Since we received notification of funding, we have been working to set up the structures that will ensure that we, as members of the Words in the World Partnership, can work to advance the development of the next generation of research leaders through partnered training and collaborative knowledge creation and mobilization.

These activities include:

i.  Designing the Words in the World Web Portal. This is a major and extremely important undertaking because it will constitute a virtual home for training, information repositories, and knowledge exchange for partners and our stakeholder communities.

ii.  Launching our three Accelerator Committees.
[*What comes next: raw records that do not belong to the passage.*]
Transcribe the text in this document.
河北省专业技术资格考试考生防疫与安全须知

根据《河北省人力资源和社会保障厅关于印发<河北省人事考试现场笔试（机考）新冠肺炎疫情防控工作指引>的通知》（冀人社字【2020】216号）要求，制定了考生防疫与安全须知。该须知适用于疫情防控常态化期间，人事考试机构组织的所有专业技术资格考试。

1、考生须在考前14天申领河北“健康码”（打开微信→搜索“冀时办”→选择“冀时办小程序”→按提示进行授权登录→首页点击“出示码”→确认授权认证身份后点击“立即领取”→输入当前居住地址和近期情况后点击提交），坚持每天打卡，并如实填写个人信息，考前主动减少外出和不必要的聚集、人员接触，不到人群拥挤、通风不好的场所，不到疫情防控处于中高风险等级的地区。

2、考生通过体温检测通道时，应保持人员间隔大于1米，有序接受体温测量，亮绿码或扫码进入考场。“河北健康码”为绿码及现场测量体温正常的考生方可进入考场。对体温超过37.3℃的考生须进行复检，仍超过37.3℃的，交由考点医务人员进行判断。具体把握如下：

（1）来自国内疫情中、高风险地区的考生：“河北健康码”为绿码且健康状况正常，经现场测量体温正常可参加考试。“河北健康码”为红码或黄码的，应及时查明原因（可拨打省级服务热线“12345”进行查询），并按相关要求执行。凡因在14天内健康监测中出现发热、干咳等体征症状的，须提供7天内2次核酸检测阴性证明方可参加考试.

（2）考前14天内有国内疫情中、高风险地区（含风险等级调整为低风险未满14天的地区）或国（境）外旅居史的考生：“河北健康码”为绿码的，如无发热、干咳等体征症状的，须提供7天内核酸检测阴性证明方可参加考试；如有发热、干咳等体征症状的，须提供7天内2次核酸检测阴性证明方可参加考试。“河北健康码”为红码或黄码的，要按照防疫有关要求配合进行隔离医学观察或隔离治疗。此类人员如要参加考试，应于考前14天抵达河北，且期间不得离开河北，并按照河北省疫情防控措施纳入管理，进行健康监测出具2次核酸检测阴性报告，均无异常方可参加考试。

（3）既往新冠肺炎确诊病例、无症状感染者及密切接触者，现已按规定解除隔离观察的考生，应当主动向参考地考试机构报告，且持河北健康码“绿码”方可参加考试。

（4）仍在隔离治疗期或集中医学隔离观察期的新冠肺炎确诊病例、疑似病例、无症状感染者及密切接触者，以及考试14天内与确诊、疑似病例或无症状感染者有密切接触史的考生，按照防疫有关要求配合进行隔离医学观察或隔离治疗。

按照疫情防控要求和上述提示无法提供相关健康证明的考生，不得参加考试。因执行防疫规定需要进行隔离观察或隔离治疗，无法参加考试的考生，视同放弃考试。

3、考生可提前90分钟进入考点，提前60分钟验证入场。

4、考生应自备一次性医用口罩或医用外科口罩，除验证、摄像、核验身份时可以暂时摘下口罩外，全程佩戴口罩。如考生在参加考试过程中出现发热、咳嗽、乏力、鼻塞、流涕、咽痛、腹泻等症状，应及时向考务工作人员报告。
The Training Committee, the Innovation & Knowledge Mobilization Committee, and the Research Integration Committee will bring together partners, collaborators, and students in order to advance the partnership’s activities in these three key domains of the partnership.
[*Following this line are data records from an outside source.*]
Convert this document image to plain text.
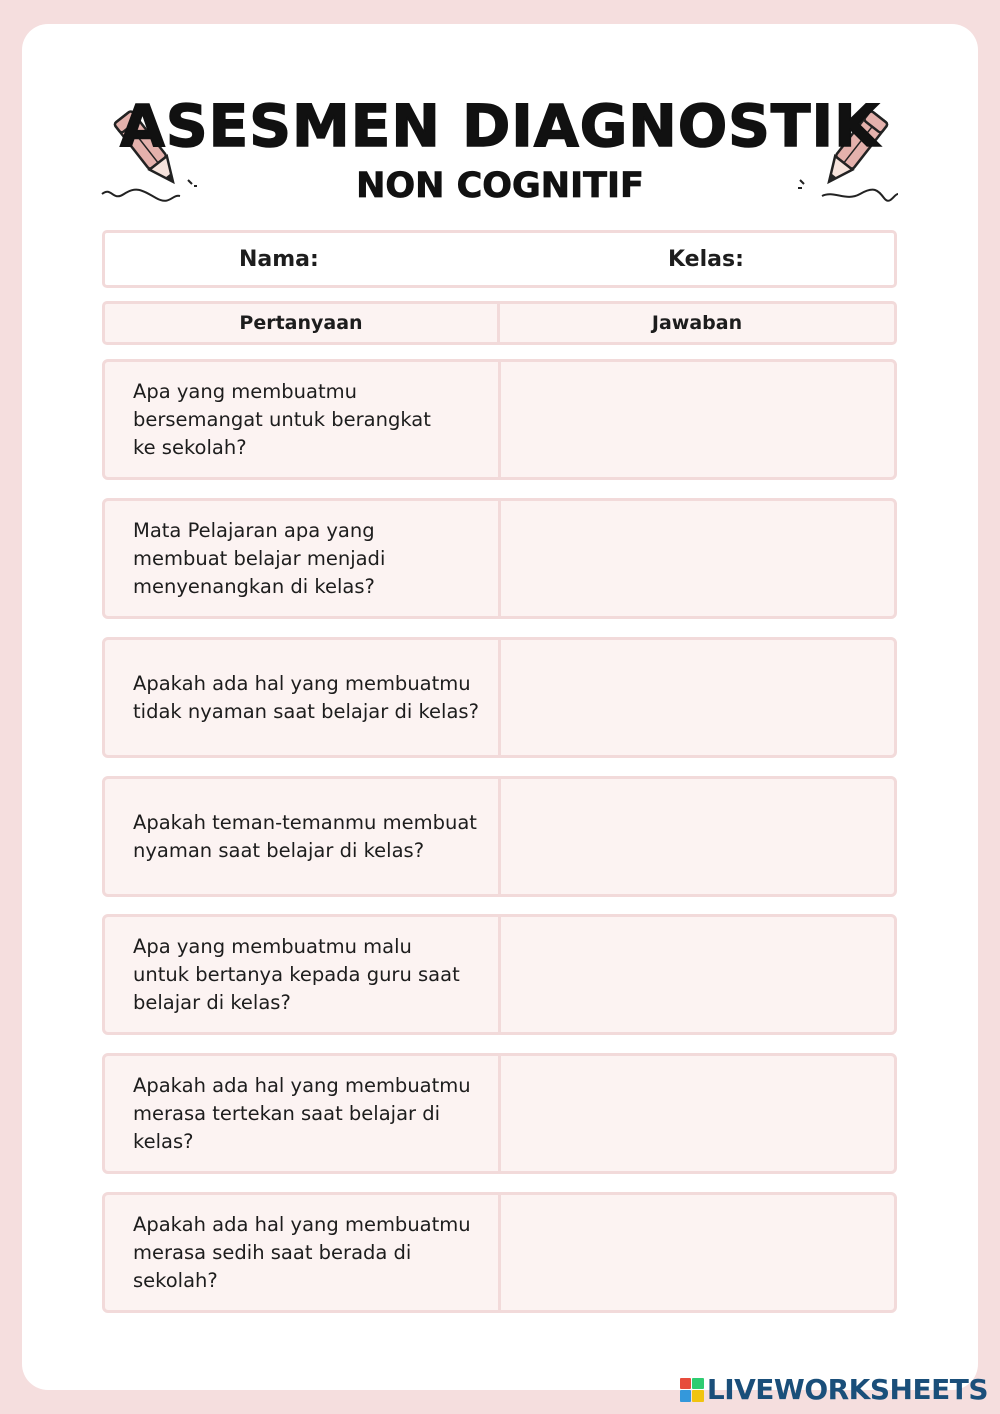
ASESMEN DIAGNOSTIK
NON COGNITIF
Nama:	Kelas:
Pertanyaan	Jawaban
Apa yang membuatmu
bersemangat untuk berangkat
ke sekolah?
Mata Pelajaran apa yang
membuat belajar menjadi
menyenangkan di kelas?
Apakah ada hal yang membuatmu
tidak nyaman saat belajar di kelas?
Apakah teman-temanmu membuat
nyaman saat belajar di kelas?
Apa yang membuatmu malu
untuk bertanya kepada guru saat
belajar di kelas?
Apakah ada hal yang membuatmu
merasa tertekan saat belajar di
kelas?
Apakah ada hal yang membuatmu
merasa sedih saat berada di
sekolah?
LIVEWORKSHEETS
iii.  Developing our Milestone Document to be submitted to SSHRC in October. This document will lay our goals, targets, and their associated timelines for the first half of the granting period.

 

2. UPCOMING EVENTS

(a) 10th INTERNATIONAL CONFERENCE ON THE MENTAL LEXICON

The 10th International Conference on the Mental Lexicon will be held in Ottawa from October 19-21. This 10th conference constitutes a milestone for us, as it was conceived and launched in 1998 as part of a previous large-scale SSHRC-funded initiative. Accordingly, the 10th Conference will be held in Canada’s capital city. The Conference provides a special, biennial, opportunity for communication within our community, with this year’s offering including thirty-five platform presentations and over sixty poster presentations showcasing exciting advances in research.This year, we are offering a Lunch & Learn networking event sponsored by the Words in the World Partnership Project, which is funded by the Social Sciences and Humanities Research Council of Canada (SSHRC). The event is designed for students and post-doctoral fellows. It will last for one hour (12:15 – 1:15) on October 19, and will feature a brief panel presentation with academic, community, and industry representatives. There will be opportunity for discussion following the panel presentation.Registration for the conference is still open! So, if you have not already registered for the conference and, if your schedule permits, I hope you will consider attending and using it as an opportunity to meet colleagues and to develop new opportunities for research and application.The conference schedule and registration information are both available at http://www.mental-lexicon-2016.com/.Early-bird registration ends September 15th!

 

3. UPDATES AND NEW PROJECT INITIATIVES

(a) APHASIA FRIENDLY BUSINESS CAMPAIGN AT THE UNIVERSITY OF WINDSOR

This summer saw the beginning of the Aphasia Friendly Business campaign at the University of Windsor. The goal of this campaign is to improve accessibility to business services for people with aphasia by providing education and resources for local businesses. This work has been recognized through awards and prizes from the University of Windsor and the Royal Bank of Canada (RBC). They are working towards a formal partnership with the Government of Ontario and the Ontario Association of Hotels, Motels, and Restaurants. They are poised to go beyond Windsor, and will be looking for interested trainees from across the Words in the World network.

(b) UPDATE FROM DR. EVA KEHAYIA, Scientific Director of the Centre for Interdisciplinary Research in Rehabilitation (CRIR) and Associate Professor at McGill University

In May 2016, a meeting with Mr. Richard Nolin, Vice-President Operations at COMINAR (a Words in the World partner), not only confirmed their continuing partnership with the grant, but also extended an invitation to explore similar partnerships and training possibilities across Quebec.

In July, a meeting with current Words in the World partner Aude Porcedda, of the Musée de Civilization de Québec, also opened discussions with Director Nathalie Bondil, Director of the Montreal Museum of Fine Arts (MMFA), as well as other members of the MMFA who have expressed interest in collaborating on the project.

These collaborations open exciting opportunities for McGill and Université de Montréal trainees, as well as other trainees within the Words in the World network, who can explore new avenues for psycholinguistic research in real life contexts.